Home > FAQ > Business Law FAQ'S > Can I Be Forced to Sell My Shares in a Company?

A Shareholder cannot generally be forced to sell shares in a company unless you have either agreed to a process resulting in that outcome, or the court orders that outcome.

Including a form of process whereby shares are sold/purchased and are ultimately transferred is usual and common to find within most Shareholders agreements. If you have entered into a Shareholders agreement you may therefore find that you agreed to sell your shares if X, Y or Z events take place, without appreciating you have done so. The content of Shareholders agreements is therefore fundamental to answering this question, if there is such an agreement in place.

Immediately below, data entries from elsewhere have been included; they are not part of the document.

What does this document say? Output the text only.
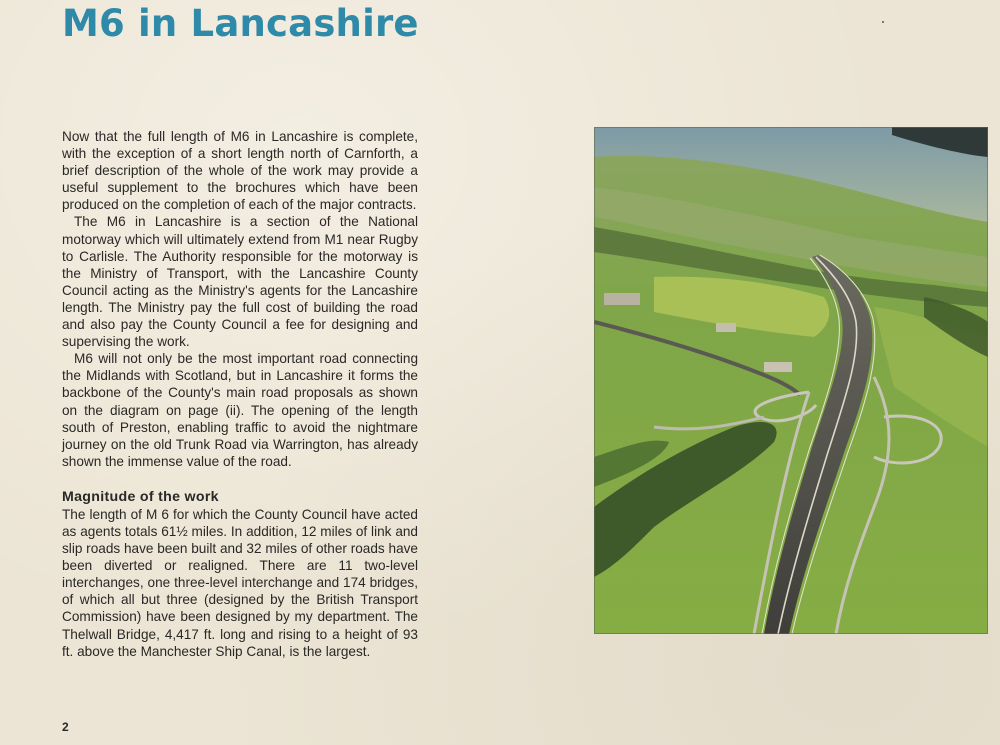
M6 in Lancashire

Now that the full length of M6 in Lancashire is complete, with the exception of a short length north of Carnforth, a brief description of the whole of the work may provide a useful supplement to the brochures which have been produced on the completion of each of the major contracts.

The M6 in Lancashire is a section of the National motorway which will ultimately extend from M1 near Rugby to Carlisle. The Authority responsible for the motorway is the Ministry of Transport, with the Lancashire County Council acting as the Ministry's agents for the Lancashire length. The Ministry pay the full cost of building the road and also pay the County Council a fee for designing and supervising the work.

M6 will not only be the most important road connecting the Midlands with Scotland, but in Lancashire it forms the backbone of the County's main road proposals as shown on the diagram on page (ii). The opening of the length south of Preston, enabling traffic to avoid the nightmare journey on the old Trunk Road via Warrington, has already shown the immense value of the road.

Magnitude of the work

The length of M 6 for which the County Council have acted as agents totals 61½ miles. In addition, 12 miles of link and slip roads have been built and 32 miles of other roads have been diverted or realigned. There are 11 two-level interchanges, one three-level interchange and 174 bridges, of which all but three (designed by the British Transport Commission) have been designed by my department. The Thelwall Bridge, 4,417 ft. long and rising to a height of 93 ft. above the Manchester Ship Canal, is the largest.

2
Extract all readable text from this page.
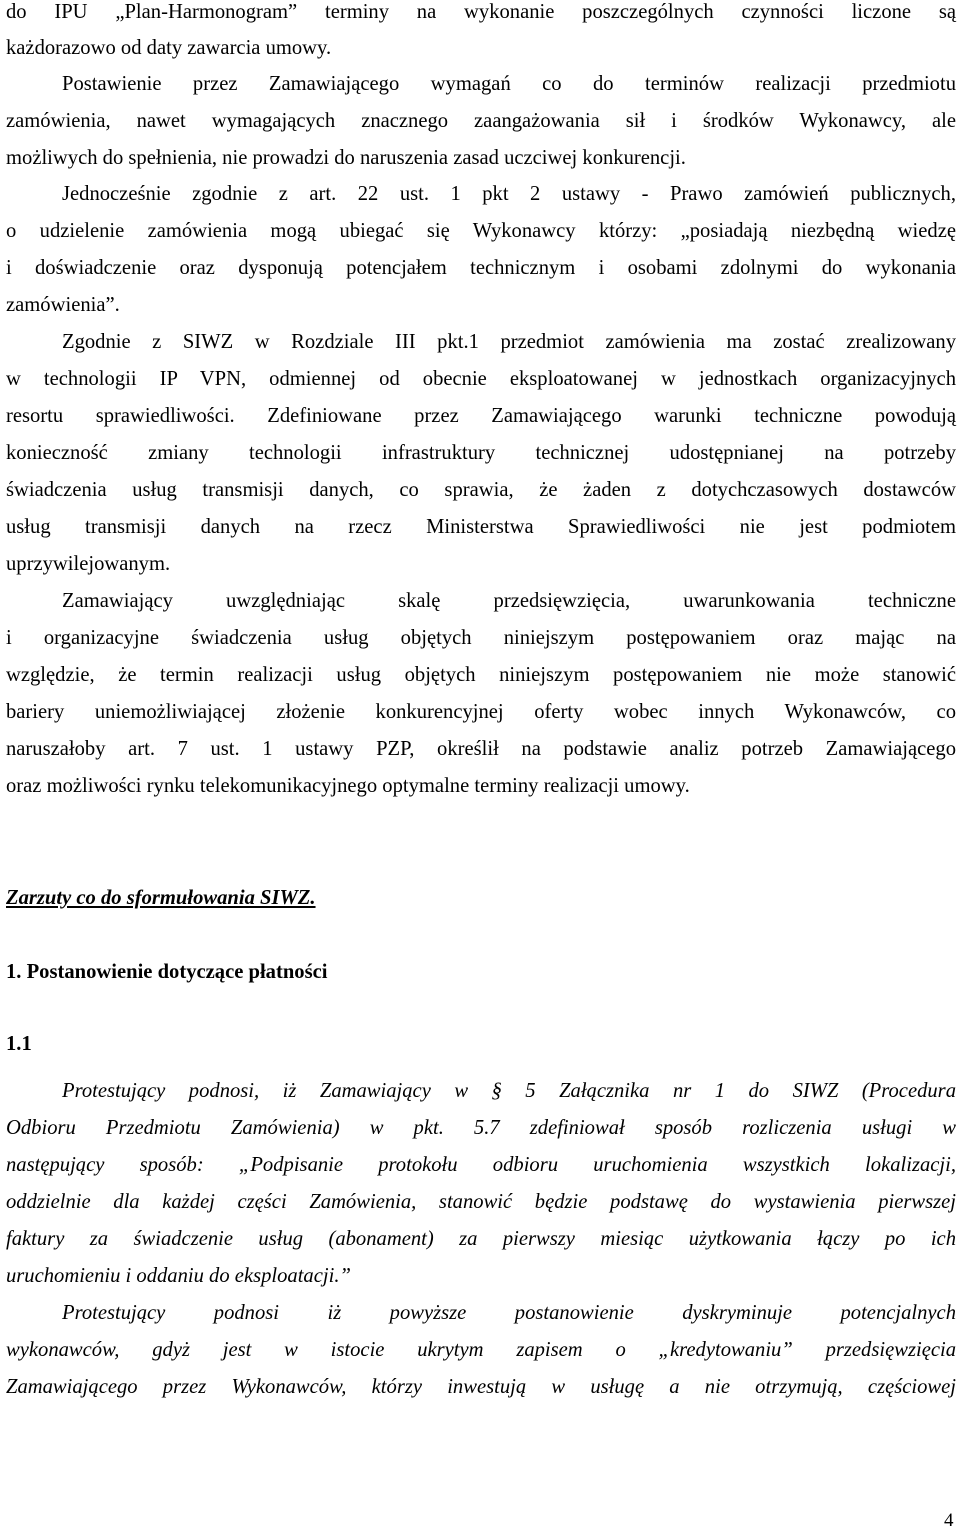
do IPU „Plan-Harmonogram” terminy na wykonanie poszczególnych czynności liczone są
każdorazowo od daty zawarcia umowy.
Postawienie przez Zamawiającego wymagań co do terminów realizacji przedmiotu
zamówienia, nawet wymagających znacznego zaangażowania sił i środków Wykonawcy, ale
możliwych do spełnienia, nie prowadzi do naruszenia zasad uczciwej konkurencji.
Jednocześnie zgodnie z art. 22 ust. 1 pkt 2 ustawy - Prawo zamówień publicznych,
o udzielenie zamówienia mogą ubiegać się Wykonawcy którzy: „posiadają niezbędną wiedzę
i doświadczenie oraz dysponują potencjałem technicznym i osobami zdolnymi do wykonania
zamówienia”.
Zgodnie z SIWZ w Rozdziale III pkt.1 przedmiot zamówienia ma zostać zrealizowany
w technologii IP VPN, odmiennej od obecnie eksploatowanej w jednostkach organizacyjnych
resortu sprawiedliwości. Zdefiniowane przez Zamawiającego warunki techniczne powodują
konieczność zmiany technologii infrastruktury technicznej udostępnianej na potrzeby
świadczenia usług transmisji danych, co sprawia, że żaden z dotychczasowych dostawców
usług transmisji danych na rzecz Ministerstwa Sprawiedliwości nie jest podmiotem
uprzywilejowanym.
Zamawiający uwzględniając skalę przedsięwzięcia, uwarunkowania techniczne
i organizacyjne świadczenia usług objętych niniejszym postępowaniem oraz mając na
względzie, że termin realizacji usług objętych niniejszym postępowaniem nie może stanowić
bariery uniemożliwiającej złożenie konkurencyjnej oferty wobec innych Wykonawców, co
naruszałoby art. 7 ust. 1 ustawy PZP, określił na podstawie analiz potrzeb Zamawiającego
oraz możliwości rynku telekomunikacyjnego optymalne terminy realizacji umowy.
Zarzuty co do sformułowania SIWZ.
1. Postanowienie dotyczące płatności
1.1
Protestujący podnosi, iż Zamawiający w § 5 Załącznika nr 1 do SIWZ (Procedura
Odbioru Przedmiotu Zamówienia) w pkt. 5.7 zdefiniował sposób rozliczenia usługi w
następujący sposób: „Podpisanie protokołu odbioru uruchomienia wszystkich lokalizacji,
oddzielnie dla każdej części Zamówienia, stanowić będzie podstawę do wystawienia pierwszej
faktury za świadczenie usług (abonament) za pierwszy miesiąc użytkowania łączy po ich
uruchomieniu i oddaniu do eksploatacji.”
Protestujący podnosi iż powyższe postanowienie dyskryminuje potencjalnych
wykonawców, gdyż jest w istocie ukrytym zapisem o „kredytowaniu” przedsięwzięcia
Zamawiającego przez Wykonawców, którzy inwestują w usługę a nie otrzymują, częściowej
4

If there is no Shareholders agreement in place, the court also has very wide discretion in terms of the outcome in any litigation and dispute. Outcomes in litigation, including in unfair prejudice petitions, can include a share purchase order, where the court orders the sale/transfer of shares from one party to another for £X price. These remedies are included in section 996 (2) (e) companies act 2006 which confirms the court can;

‘…provide for the purchase of the shares of any members of the company by other members or by the company itself and, in the case of a purchase by the company itself, the reduction of the company’s capital accordingly’.

Tactical use of unfair prejudice proceedings to force the sale/purchase, transfer and exit of other Shareholders in reliance on sections 994-996 companies act 2006 can therefore be a useful approach.